But menhaden have been feeding the Bay’s predator fish — blues and stripers — for eons, thus making them the Bay’s key indicator species. The Bay’s food chain depends on giant schools of these bite-sized, little silver-sided dinner rolls. Their numbers are at an all time low.

The large commercial fishing operations, like the one out of Reedville, have been harvesting menhaden like there was no tomorrow. Now the Greenpeace troops are going to try and shut them down.

Weirder Still
The news gets weirder still.

Now comes an e-mail from Mike Tidwell, the respected director of the Chesapeake Climate Action Network. Mike and several other environmental activists were camped out in Lafayette Park across from the White House with their laptops, fasting for “three full days” to spread the word that America’s insatiable appetite for fossil fuels is creating a climate crisis that will doom the planet. President George W. Bush was out of town in Scotland at the time, but I’m guessing that a little weekend fasting probably wasn’t going to change this nation’s energy policy even if he’d been around.

Speaking of energy, the Environmental Protection Agency sent me a snappy news release heralding their new strategy for dealing with the airborne chemical bombardment of the Bay each day. They are working closely with the governors of Maryland and Virginia, and the mayor of Washington to form the Interstate Air Quality Council to, they say, “streamline planning to meet new federal standards for ozone and fine particulates in the Washington, D.C., metropolitan region.”

If you think this effort sounds a lot like fasting in front of the White House, you might be right. This new group is going to collaborate with the Metropolitan Washington Air Council, which has been on the cutting edge of doing nothing to improve our region’s air quality for many years now.

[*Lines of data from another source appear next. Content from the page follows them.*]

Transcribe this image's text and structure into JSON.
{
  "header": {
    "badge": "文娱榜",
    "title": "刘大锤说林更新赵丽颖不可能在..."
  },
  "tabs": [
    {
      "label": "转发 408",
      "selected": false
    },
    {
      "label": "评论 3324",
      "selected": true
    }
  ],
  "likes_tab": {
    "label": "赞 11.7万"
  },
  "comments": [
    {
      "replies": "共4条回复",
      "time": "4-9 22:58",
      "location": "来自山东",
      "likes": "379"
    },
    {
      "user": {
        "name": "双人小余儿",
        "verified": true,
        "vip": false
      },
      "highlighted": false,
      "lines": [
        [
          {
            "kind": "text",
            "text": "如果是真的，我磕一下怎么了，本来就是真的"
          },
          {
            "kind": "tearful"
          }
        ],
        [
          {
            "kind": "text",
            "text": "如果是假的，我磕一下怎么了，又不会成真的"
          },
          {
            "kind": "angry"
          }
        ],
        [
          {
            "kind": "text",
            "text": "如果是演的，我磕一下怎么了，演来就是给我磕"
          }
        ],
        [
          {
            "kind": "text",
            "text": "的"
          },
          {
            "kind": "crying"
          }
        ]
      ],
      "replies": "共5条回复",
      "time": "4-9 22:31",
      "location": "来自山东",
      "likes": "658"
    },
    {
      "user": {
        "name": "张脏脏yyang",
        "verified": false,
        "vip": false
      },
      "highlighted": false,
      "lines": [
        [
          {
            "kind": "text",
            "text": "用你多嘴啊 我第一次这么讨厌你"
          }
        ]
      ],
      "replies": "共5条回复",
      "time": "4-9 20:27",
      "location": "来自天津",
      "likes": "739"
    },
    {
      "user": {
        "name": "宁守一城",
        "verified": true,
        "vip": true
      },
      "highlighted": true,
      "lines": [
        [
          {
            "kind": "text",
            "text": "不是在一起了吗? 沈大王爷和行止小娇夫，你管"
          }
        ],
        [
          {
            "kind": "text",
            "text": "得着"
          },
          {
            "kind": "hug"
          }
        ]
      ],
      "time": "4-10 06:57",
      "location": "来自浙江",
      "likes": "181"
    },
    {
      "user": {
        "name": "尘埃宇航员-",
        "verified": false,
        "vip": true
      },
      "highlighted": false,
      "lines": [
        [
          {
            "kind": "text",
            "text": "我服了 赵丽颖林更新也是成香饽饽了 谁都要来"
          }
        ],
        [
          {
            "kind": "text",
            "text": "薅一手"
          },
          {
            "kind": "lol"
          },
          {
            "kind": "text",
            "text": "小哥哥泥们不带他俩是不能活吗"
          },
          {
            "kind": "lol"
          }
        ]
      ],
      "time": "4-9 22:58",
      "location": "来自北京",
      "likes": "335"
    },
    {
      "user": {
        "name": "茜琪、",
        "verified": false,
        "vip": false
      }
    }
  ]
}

EPA has also signed the final PM2.5 Precursor Rule, which requires the Baltimore area to have its “conformity determination” approved by the federal government no later than next April. I am encouraged to see that if we can’t reduce the tons of wind-blown and storm-laced nitrogen, ammonia, sulfur oxides and volatile organic compounds entering the Chesapeake each year, then we can at least create a new muddle-fuddle language that no one understands but makes it sound like we are actually saving the Bay.

Pay Up
Just when I was feeling like the world’s gone crazy, up popped Colleen Kelleher, a WTOP reporter, with an interesting story about how recreational boaters are willing to pay for better water quality. It turns out that people who own sailboats are willing to fork over exactly $93.26 a year. Power boaters who keep their boats in the water year round will pay $77.98, followed by the folks who haul their boats around on trailers at $30.25. I’m not sure what this means, or where the experts came up with these down-to-the-last-penny numbers, but it’s clear from this study that recreational boaters see a link between fishing and dirty water. And that’s encouraging.

Poor water quality and sick fish are now part of our daily lives here in Chesapeakeville. But recent reports — you’ve seen the pictures in the papers and on the news — about crabs with multiple claws, and crabs that are part male and female, have got the scientists scratching their collective heads.

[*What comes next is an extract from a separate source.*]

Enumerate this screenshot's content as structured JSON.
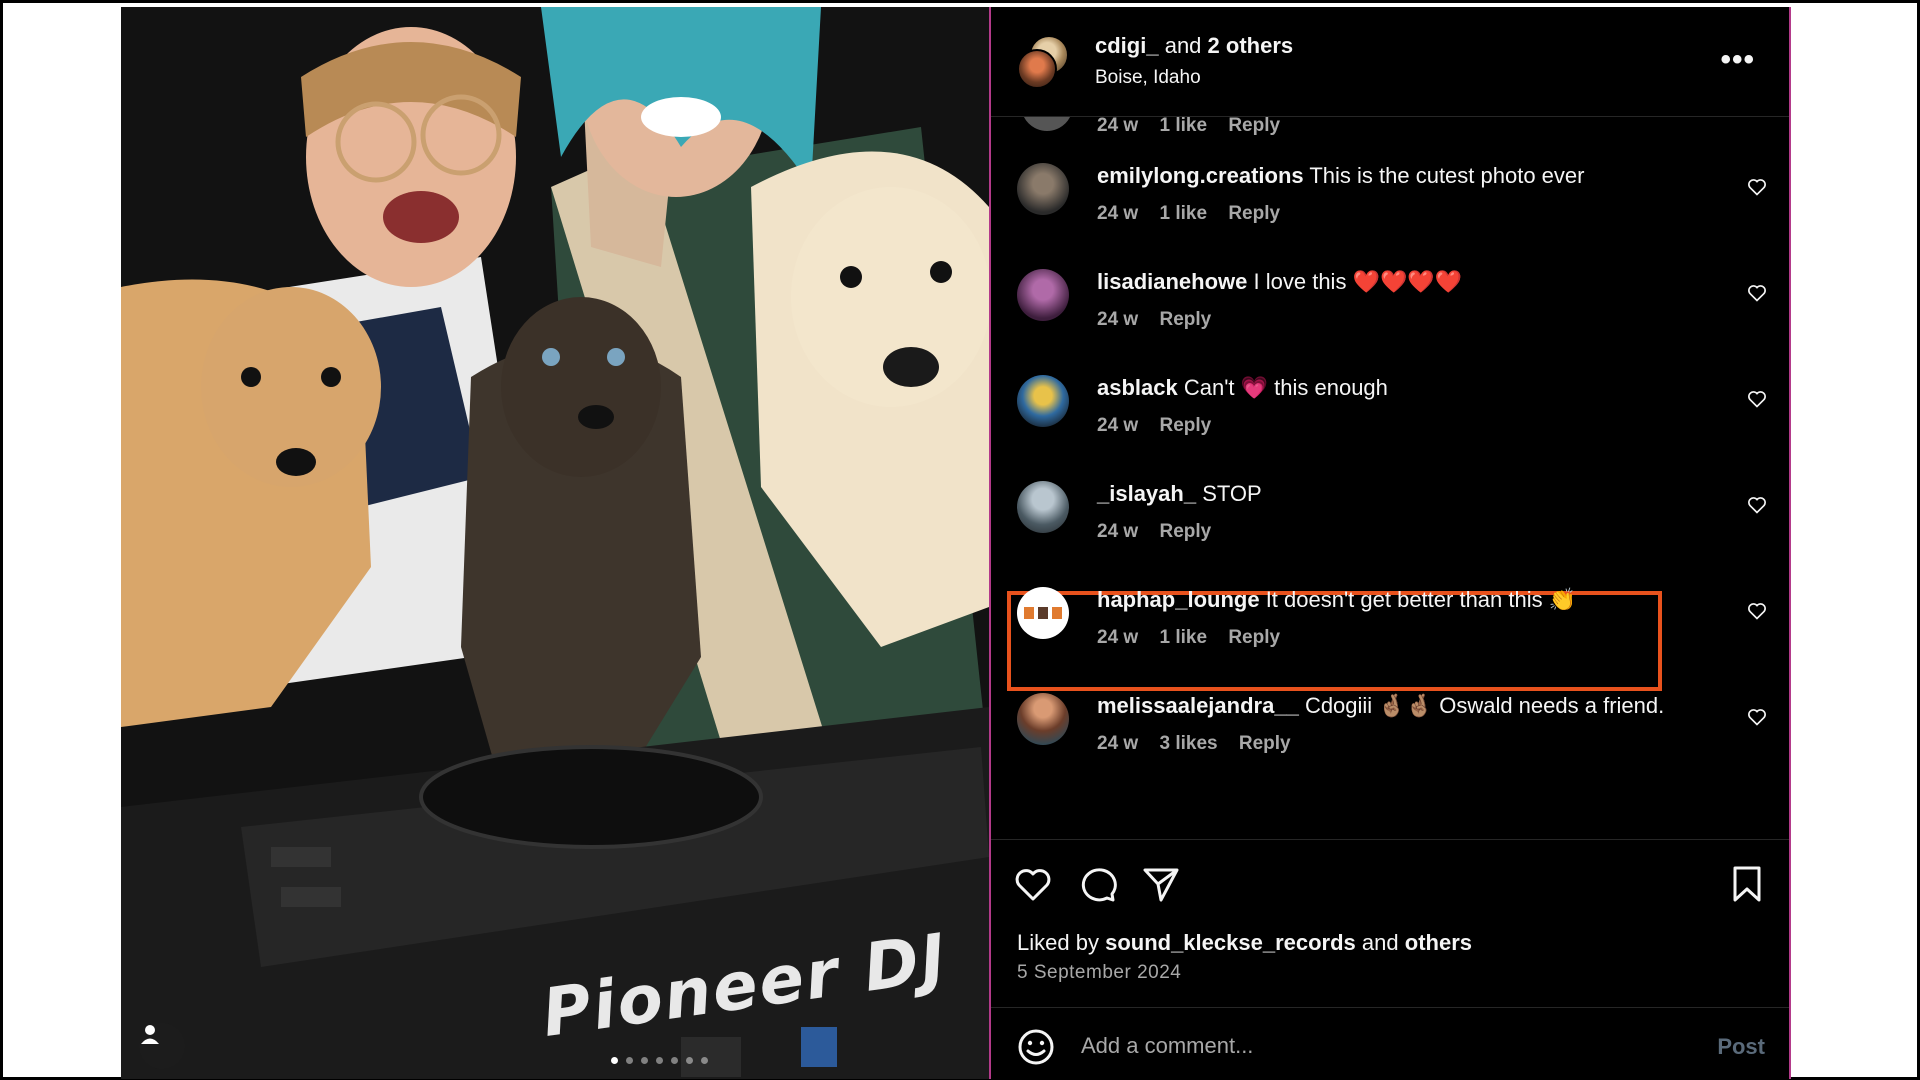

There’s a connection among these recent events. Air quality impacts water quality, the fish get sick, over-harvesting knocks down reeling species — then people slowly notice that something’s wrong. The next thing you know, Greenpeace is there with their banners and Zodiacs; you’ve got enviros starving themselves in front of the White House; government studies and commissions kick into high gear; strangely mutated creatures surfacing — while our leaders go fishing for more tax revenue.

So, tell me, how much are you willing to pay to save the Bay?